Au moment où elle passait devant les deux arbalétriers, Guilhelm et Michael, leur prise glissa. Une masse d’intestins, rougeâtres et bleus, s’échappa de la cavité abdominale avec un bruit humide, pour choir dans une flaque. Des humeurs se répandirent dans l’eau.
Sans regarder Cendres, Guilhelm marmonna : « On n’a pas encore retrouvé ses bras, patronne. Ils ont pu tomber ailleurs.
— Ça ne fait rien. Le père Faversham lui donnera quand même une sépulture chrétienne. »
Derrière eux, une femme en bliaud retaillé et haut-de-chausses était agenouillée dans la boue, son chaperon d’acier incliné en arrière, et elle pleurait. Son visage brillait, rouge, et tremblait de chagrin. Quand elle leva les yeux vers le bruit de Cendres qui approchait, celle-ci reconnut Marguerite Schmidt.
La jeune femme tenait entre ses mains une tête coupée, reconnaissable : John Price.
« Faut voir le bon côté des choses », déclara Cendres, davantage à l’adresse de Giovanni Petro que de l’arbalétrière. « Au moins, il était mort avant qu’on le catapulte par-dessus les remparts. »
Petro émit un bruit de renâclement. « C’est toujours ça, oui. Bon, Schmidt, range la tête dans la couverture, avec le reste de son corps. »
La jeune femme leva la tête. Ses yeux se remplirent à nouveau de larmes. « Non !
— Sale petite conne, t’avise pas de me parler comme… !
— Ça suffit. » Cendres adressa un signe à Petro, avec un mouvement sec de la tête. Il retourna de mauvais gré vers l’équipe de travail qui transportait le cadavre de Price. Cendres avait conscience que ses officiers à cheval l’observaient.
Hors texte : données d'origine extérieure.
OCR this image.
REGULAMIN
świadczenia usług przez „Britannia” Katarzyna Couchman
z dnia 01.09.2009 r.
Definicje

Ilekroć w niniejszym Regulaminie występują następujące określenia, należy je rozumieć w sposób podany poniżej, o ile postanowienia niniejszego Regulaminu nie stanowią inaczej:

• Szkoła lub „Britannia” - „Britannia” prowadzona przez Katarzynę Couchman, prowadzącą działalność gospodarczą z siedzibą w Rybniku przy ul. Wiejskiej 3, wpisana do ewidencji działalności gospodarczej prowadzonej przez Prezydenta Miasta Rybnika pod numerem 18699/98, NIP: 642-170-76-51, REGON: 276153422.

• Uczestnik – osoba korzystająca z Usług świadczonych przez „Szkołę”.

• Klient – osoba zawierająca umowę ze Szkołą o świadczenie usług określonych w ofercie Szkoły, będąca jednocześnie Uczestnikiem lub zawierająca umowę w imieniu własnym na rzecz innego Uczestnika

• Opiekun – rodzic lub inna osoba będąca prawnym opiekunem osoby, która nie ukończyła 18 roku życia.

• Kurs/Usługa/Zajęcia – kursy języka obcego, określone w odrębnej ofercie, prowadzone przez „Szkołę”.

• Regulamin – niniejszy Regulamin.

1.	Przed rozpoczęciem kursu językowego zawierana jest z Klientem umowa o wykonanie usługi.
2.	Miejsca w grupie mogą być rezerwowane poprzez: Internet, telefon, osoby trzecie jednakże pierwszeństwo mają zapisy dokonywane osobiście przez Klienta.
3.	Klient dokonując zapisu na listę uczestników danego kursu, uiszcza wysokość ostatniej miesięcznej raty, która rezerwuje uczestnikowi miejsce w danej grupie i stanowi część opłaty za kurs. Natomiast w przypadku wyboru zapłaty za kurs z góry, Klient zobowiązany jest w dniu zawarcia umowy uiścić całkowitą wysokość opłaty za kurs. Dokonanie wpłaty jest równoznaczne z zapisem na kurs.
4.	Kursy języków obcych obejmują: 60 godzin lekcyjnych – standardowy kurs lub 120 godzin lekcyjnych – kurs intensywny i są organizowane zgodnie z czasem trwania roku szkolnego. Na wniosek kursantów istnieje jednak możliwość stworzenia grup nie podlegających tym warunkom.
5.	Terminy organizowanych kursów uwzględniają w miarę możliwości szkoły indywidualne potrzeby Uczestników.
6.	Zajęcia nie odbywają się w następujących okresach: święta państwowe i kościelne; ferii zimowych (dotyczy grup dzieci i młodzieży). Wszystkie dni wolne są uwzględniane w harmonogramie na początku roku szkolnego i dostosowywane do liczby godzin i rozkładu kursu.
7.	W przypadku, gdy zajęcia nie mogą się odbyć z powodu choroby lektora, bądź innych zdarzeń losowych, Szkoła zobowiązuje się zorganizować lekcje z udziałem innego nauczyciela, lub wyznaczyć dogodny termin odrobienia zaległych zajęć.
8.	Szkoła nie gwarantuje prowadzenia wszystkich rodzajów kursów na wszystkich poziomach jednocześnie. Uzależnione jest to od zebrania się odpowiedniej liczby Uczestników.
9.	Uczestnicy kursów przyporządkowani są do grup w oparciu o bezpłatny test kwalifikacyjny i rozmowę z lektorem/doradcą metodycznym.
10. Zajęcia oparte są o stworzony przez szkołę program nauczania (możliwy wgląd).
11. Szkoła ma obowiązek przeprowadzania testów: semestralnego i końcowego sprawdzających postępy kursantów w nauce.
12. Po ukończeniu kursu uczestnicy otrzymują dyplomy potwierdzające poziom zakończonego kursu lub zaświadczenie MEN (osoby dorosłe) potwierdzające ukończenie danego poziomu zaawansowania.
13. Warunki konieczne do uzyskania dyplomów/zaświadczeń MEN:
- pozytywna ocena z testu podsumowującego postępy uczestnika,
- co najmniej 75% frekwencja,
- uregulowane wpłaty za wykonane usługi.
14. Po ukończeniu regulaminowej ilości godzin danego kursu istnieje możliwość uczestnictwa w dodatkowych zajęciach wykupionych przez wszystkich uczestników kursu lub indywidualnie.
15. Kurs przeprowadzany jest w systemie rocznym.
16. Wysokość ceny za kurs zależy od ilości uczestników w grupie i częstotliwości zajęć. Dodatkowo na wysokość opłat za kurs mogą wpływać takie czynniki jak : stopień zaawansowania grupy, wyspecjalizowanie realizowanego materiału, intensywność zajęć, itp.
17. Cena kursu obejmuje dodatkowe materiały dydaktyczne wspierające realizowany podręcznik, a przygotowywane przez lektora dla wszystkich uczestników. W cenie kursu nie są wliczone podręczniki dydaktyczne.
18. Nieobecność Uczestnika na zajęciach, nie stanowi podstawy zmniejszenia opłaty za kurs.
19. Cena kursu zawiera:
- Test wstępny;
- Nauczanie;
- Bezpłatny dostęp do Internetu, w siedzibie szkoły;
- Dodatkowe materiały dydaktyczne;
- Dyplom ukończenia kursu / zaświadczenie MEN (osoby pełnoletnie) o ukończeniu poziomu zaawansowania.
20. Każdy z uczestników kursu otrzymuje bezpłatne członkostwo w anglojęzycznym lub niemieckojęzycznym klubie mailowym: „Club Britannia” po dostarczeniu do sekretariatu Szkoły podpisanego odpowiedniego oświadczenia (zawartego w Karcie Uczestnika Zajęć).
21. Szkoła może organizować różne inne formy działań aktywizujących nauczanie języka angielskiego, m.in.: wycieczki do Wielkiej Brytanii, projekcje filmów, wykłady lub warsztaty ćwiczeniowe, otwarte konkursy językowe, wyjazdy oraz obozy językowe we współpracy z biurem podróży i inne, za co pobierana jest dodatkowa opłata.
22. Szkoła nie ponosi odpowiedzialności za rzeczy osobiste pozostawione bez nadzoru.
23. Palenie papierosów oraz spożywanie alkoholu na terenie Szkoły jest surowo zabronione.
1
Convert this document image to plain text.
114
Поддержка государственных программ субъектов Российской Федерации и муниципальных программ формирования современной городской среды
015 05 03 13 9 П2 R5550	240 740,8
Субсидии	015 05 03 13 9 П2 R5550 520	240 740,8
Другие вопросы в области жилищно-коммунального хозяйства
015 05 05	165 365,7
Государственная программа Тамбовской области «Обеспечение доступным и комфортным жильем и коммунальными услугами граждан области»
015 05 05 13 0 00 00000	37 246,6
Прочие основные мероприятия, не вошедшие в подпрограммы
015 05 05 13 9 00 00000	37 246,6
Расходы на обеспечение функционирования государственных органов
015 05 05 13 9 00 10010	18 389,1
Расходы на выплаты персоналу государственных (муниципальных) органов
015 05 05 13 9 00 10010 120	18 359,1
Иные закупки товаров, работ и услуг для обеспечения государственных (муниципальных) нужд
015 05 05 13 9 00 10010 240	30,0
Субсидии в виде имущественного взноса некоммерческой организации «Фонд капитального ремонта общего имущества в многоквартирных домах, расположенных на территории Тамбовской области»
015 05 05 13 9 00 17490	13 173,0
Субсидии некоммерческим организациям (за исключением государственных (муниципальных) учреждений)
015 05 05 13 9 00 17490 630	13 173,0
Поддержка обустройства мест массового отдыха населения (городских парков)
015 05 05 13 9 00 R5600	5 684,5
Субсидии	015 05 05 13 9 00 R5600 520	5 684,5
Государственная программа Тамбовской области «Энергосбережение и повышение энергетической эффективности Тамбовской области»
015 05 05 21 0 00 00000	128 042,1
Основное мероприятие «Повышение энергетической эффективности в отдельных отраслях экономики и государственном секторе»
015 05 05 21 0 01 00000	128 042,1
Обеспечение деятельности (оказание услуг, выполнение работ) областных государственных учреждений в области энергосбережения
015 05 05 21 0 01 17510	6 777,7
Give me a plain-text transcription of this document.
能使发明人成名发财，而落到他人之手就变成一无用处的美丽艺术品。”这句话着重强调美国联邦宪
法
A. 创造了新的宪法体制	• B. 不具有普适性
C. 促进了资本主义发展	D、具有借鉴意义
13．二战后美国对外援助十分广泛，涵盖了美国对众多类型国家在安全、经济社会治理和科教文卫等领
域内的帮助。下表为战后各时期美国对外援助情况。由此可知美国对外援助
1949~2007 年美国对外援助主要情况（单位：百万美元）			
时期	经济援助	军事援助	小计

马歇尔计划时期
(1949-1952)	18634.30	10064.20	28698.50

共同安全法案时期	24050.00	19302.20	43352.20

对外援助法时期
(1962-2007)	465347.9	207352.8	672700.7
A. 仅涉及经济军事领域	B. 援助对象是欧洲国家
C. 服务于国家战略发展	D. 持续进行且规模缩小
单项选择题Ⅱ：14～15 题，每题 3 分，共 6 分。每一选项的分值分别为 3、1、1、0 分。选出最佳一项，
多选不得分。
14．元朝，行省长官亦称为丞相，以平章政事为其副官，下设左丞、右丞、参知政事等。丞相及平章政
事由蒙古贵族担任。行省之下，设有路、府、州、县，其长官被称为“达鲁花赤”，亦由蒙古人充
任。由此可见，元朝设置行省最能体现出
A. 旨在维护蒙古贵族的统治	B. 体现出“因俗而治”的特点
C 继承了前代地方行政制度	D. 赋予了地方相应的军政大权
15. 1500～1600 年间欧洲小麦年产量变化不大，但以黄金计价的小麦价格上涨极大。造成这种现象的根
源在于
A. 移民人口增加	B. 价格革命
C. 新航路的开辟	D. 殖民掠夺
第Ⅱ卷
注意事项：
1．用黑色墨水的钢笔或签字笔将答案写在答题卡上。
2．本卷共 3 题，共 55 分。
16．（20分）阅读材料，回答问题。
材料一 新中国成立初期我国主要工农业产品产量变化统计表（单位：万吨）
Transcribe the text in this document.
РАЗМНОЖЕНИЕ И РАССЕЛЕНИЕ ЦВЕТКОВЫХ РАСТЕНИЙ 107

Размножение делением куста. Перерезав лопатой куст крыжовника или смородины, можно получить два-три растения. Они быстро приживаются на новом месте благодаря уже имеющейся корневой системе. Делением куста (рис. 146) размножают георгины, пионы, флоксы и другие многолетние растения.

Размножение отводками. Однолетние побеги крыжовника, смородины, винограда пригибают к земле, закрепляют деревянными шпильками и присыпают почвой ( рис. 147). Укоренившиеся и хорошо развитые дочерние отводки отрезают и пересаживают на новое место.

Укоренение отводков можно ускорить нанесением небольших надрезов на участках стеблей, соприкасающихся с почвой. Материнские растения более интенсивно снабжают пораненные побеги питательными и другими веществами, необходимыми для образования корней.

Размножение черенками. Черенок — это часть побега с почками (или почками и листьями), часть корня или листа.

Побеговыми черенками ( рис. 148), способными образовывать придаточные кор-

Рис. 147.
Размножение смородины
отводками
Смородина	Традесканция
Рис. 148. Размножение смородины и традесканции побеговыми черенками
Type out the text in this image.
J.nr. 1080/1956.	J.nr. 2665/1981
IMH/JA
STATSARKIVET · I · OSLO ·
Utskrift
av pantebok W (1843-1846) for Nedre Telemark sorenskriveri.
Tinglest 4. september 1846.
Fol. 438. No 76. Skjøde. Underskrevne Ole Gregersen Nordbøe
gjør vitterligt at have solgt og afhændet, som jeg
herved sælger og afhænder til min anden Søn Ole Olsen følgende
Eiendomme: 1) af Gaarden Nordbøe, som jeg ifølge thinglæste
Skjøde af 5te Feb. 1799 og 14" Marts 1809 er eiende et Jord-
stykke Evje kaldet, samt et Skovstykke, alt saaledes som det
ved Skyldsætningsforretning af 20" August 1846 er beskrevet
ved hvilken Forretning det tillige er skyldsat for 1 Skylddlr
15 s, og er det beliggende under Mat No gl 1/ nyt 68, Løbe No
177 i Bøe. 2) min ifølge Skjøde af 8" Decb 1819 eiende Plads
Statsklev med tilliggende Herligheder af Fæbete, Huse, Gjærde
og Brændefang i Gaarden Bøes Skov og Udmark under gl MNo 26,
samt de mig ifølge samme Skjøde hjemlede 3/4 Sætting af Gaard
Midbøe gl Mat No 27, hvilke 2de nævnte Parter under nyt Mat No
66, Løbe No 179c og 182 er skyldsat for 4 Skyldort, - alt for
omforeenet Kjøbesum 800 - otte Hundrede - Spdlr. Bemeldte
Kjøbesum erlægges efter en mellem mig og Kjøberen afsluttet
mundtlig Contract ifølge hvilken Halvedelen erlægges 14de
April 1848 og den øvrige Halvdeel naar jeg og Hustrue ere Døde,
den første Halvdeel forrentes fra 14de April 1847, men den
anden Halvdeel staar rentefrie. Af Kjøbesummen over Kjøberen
Elle vit combien les doigts de la femme en pleurs étaient enfoncés dans la chair de la tête coupée. Du sang séché tachait sa peau et le devant de son bliaud.
Mort avant qu’on le catapulte, donc, mais pas depuis longtemps.
Elle se retourna pour lancer à Anselm : « Faudra vérifier si on l’a torturé. » Aurait-il pu leur donner des informations d’importance ? Puis, avec plus de douceur, en faisant de nouveau face à Marguerite Schmidt : « Pose-le. »
Le regard de la femme se fit terne, puis froid. La colère, ou la peur, aiguisa son expression. « C’est une tête humaine, bon Dieu !
— Je sais ce que c’est. »
Un harnois milanais complet ne permet guère de s’accroupir. Cendres mit un genou en terre à côté de la femme.
« Ne transforme pas tout ceci en incident. Ne force pas Petro à te remettre entre les mains des prévôts. Obéis tout de suite.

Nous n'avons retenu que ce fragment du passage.